Galway city is uniquely positioned to be a flagship for a more
sustainable equitable world. It is surrounded by picturesque natural landscapes
that can, through a network of greenways, help revitalise areas such as
Connemara and east Galway. The city is renowned for its arts but also as a
world class hub for benign biomedical, computing, marine and renewable energy technology
research and production that can be developed even further. It has an
environmental volunteer movement that is promoting innovative ‘Outdoor
Classroom’ education and ‘Health through Nature’ programmes, and a small but
growing organic farming sector involved in revitalising food models of
beekeeping, fresh vegetable and preservative production.
One of the unexpected windfalls of the lockdown was the wonderful
ways that Galwegians came together in local and online communities to reach out
to those in need, from providing reconditioned laptops for Leaving Cert
students to making vegetable boxes for people living in isolation to setting up
online neighbourhood newsletters to producing quirky collaborative musical videos.
We finally paid homage to those everyday
people who lived amongst us but whom we now recognised as the super heroes that
they always were- nurses, doctors, carers, cleaners, scientists, Garda, outdoor
council personnel, shop workers, garden centre staff and those working in local
life-saving medical companies. The message of campaigners pushing for a
walking, cycling and park infrastructure started to appeal to us.
Post-COVID, let us not lose this sense of community
solidarity and respect for others.
But many of us also found ourselves falling madly in love
with an intensity that we never thought possible. Nature became our passionate
lover. We could not stop ourselves getting excited by the sights and sounds of
birds in our garden, the beauty of wildflowers in a field, the movement of a
bee or butterfly in flight, or the leaves unfolding in our new vegetable plot
that we hastily dug out in March. Our rendezvous with our new love was often in
the local park, a place that we never really visited before.
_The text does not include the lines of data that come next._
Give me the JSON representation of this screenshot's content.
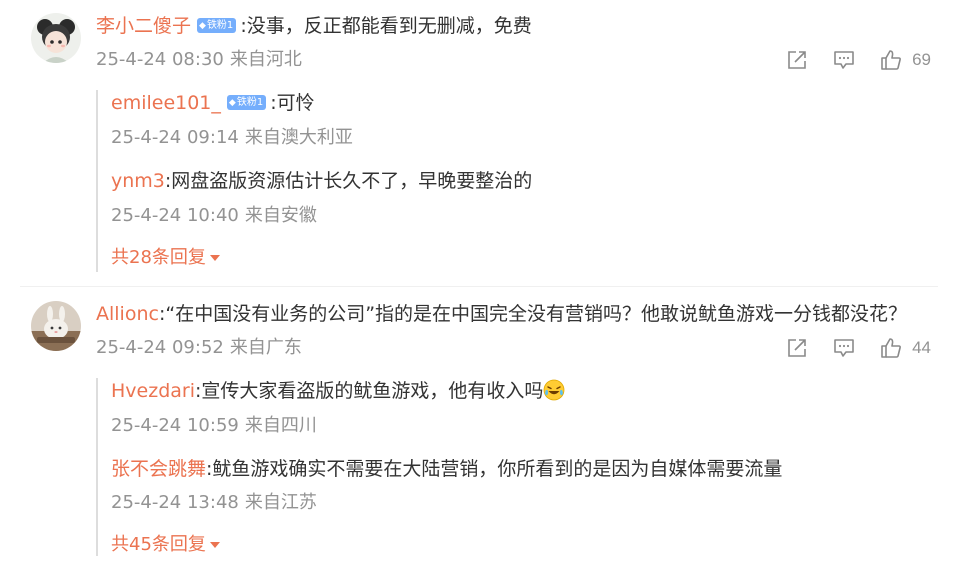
{
  "comments": [
    {
      "user": "李小二傻子",
      "badge": "铁粉1",
      "text": ":没事，反正都能看到无删减，免费",
      "date": "25-4-24 08:30",
      "location": "来自河北",
      "likes": "69",
      "replies": [
        {
          "user": "emilee101_",
          "badge": "铁粉1",
          "text": ":可怜",
          "date": "25-4-24 09:14",
          "location": "来自澳大利亚"
        },
        {
          "user": "ynm3",
          "text": ":网盘盗版资源估计长久不了，早晚要整治的",
          "date": "25-4-24 10:40",
          "location": "来自安徽"
        }
      ],
      "more_label": "共28条回复"
    },
    {
      "user": "Allionc",
      "text": ":“在中国没有业务的公司”指的是在中国完全没有营销吗？他敢说鱿鱼游戏一分钱都没花？",
      "date": "25-4-24 09:52",
      "location": "来自广东",
      "likes": "44",
      "replies": [
        {
          "user": "Hvezdari",
          "text": ":宣传大家看盗版的鱿鱼游戏，他有收入吗",
          "emoji": "laugh-cry-emoji",
          "date": "25-4-24 10:59",
          "location": "来自四川"
        },
        {
          "user": "张不会跳舞",
          "text": ":鱿鱼游戏确实不需要在大陆营销，你所看到的是因为自媒体需要流量",
          "date": "25-4-24 13:48",
          "location": "来自江苏"
        }
      ],
      "more_label": "共45条回复"
    }
  ],
  "icons": {
    "share": "share-icon",
    "comment": "comment-icon",
    "like": "thumbs-up-icon",
    "badge": "diamond-icon"
  },
  "colors": {
    "username": "#eb7350",
    "meta": "#939393",
    "badge": "#75aefc",
    "text": "#333333"
  }
}
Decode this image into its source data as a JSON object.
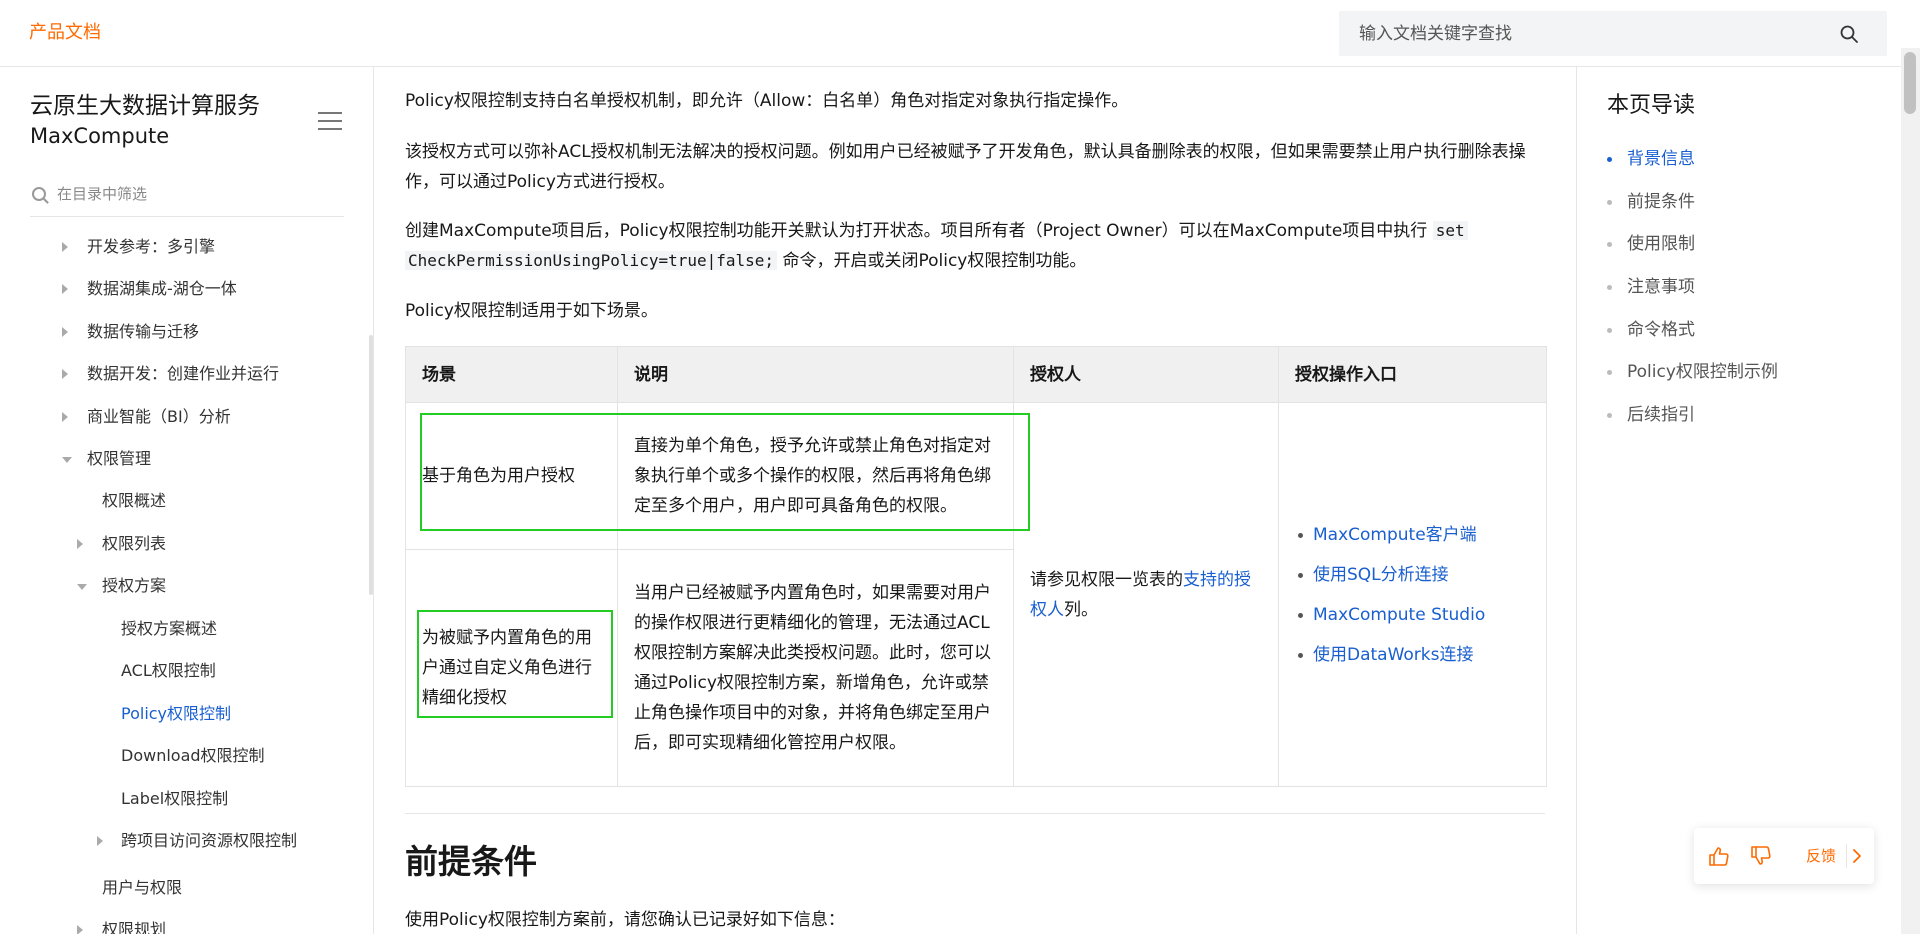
{
  "header": {
    "brand": "产品文档",
    "search_placeholder": "输入文档关键字查找"
  },
  "sidebar": {
    "title": "云原生大数据计算服务",
    "subtitle": "MaxCompute",
    "filter_placeholder": "在目录中筛选",
    "items": [
      {
        "label": "开发参考：多引擎",
        "state": "collapsed"
      },
      {
        "label": "数据湖集成-湖仓一体",
        "state": "collapsed"
      },
      {
        "label": "数据传输与迁移",
        "state": "collapsed"
      },
      {
        "label": "数据开发：创建作业并运行",
        "state": "collapsed"
      },
      {
        "label": "商业智能（BI）分析",
        "state": "collapsed"
      },
      {
        "label": "权限管理",
        "state": "expanded"
      },
      {
        "label": "权限概述",
        "state": "leaf"
      },
      {
        "label": "权限列表",
        "state": "collapsed"
      },
      {
        "label": "授权方案",
        "state": "expanded"
      },
      {
        "label": "授权方案概述",
        "state": "leaf"
      },
      {
        "label": "ACL权限控制",
        "state": "leaf"
      },
      {
        "label": "Policy权限控制",
        "state": "active"
      },
      {
        "label": "Download权限控制",
        "state": "leaf"
      },
      {
        "label": "Label权限控制",
        "state": "leaf"
      },
      {
        "label": "跨项目访问资源权限控制",
        "state": "collapsed"
      },
      {
        "label": "用户与权限",
        "state": "leaf"
      },
      {
        "label": "权限规划",
        "state": "collapsed"
      }
    ]
  },
  "content": {
    "p1": "Policy权限控制支持白名单授权机制，即允许（Allow：白名单）角色对指定对象执行指定操作。",
    "p2": "该授权方式可以弥补ACL授权机制无法解决的授权问题。例如用户已经被赋予了开发角色，默认具备删除表的权限，但如果需要禁止用户执行删除表操作，可以通过Policy方式进行授权。",
    "p3_before": "创建MaxCompute项目后，Policy权限控制功能开关默认为打开状态。项目所有者（Project Owner）可以在MaxCompute项目中执行 ",
    "p3_code1": "set",
    "p3_code2": "CheckPermissionUsingPolicy=true|false;",
    "p3_after": " 命令，开启或关闭Policy权限控制功能。",
    "p4": "Policy权限控制适用于如下场景。",
    "table": {
      "headers": [
        "场景",
        "说明",
        "授权人",
        "授权操作入口"
      ],
      "row1_scene": "基于角色为用户授权",
      "row1_desc": "直接为单个角色，授予允许或禁止角色对指定对象执行单个或多个操作的权限，然后再将角色绑定至多个用户，用户即可具备角色的权限。",
      "row2_scene": "为被赋予内置角色的用户通过自定义角色进行精细化授权",
      "row2_desc": "当用户已经被赋予内置角色时，如果需要对用户的操作权限进行更精细化的管理，无法通过ACL权限控制方案解决此类授权问题。此时，您可以通过Policy权限控制方案，新增角色，允许或禁止角色操作项目中的对象，并将角色绑定至用户后，即可实现精细化管控用户权限。",
      "grantor_prefix": "请参见权限一览表的",
      "grantor_link": "支持的授权人",
      "grantor_suffix": "列。",
      "entries": [
        "MaxCompute客户端",
        "使用SQL分析连接",
        "MaxCompute Studio",
        "使用DataWorks连接"
      ]
    },
    "h2": "前提条件",
    "p5": "使用Policy权限控制方案前，请您确认已记录好如下信息："
  },
  "toc": {
    "title": "本页导读",
    "items": [
      "背景信息",
      "前提条件",
      "使用限制",
      "注意事项",
      "命令格式",
      "Policy权限控制示例",
      "后续指引"
    ]
  },
  "feedback": {
    "label": "反馈"
  },
  "colors": {
    "brand": "#ff6a00",
    "link": "#1a5fd0",
    "highlight_box": "#22cc22"
  }
}
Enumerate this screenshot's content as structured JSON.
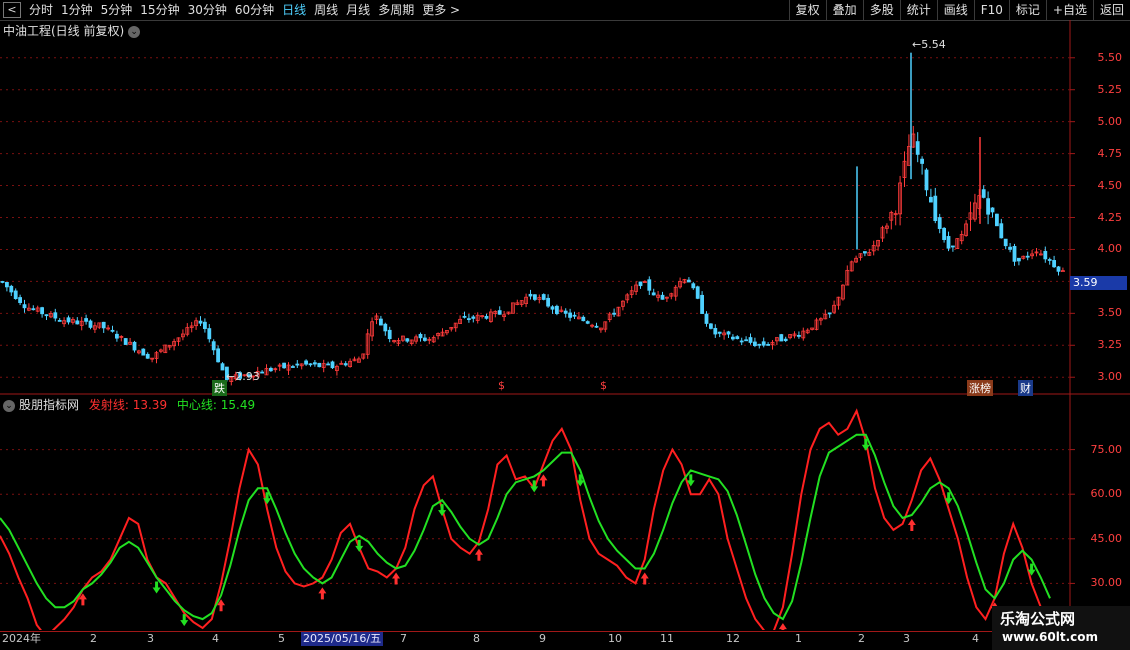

We discovered too that cooking, eating, sharing stories and
undertaking home repairs together with family began to give us a new
perspective on what really mattered in life.
Next month, the ‘National Park City for Galway’ initiative
will be unveiled. Supported by all sectors of local society and with President
Michael D. Higgins as patron, it is about integrating the rest of Nature into
the fabric of our urban environment, something that we have found, through the
experience of the Great Lockdown, is fundamental to our wellbeing and, as we
will soon learn, can provide us with amazing new economic and societal models.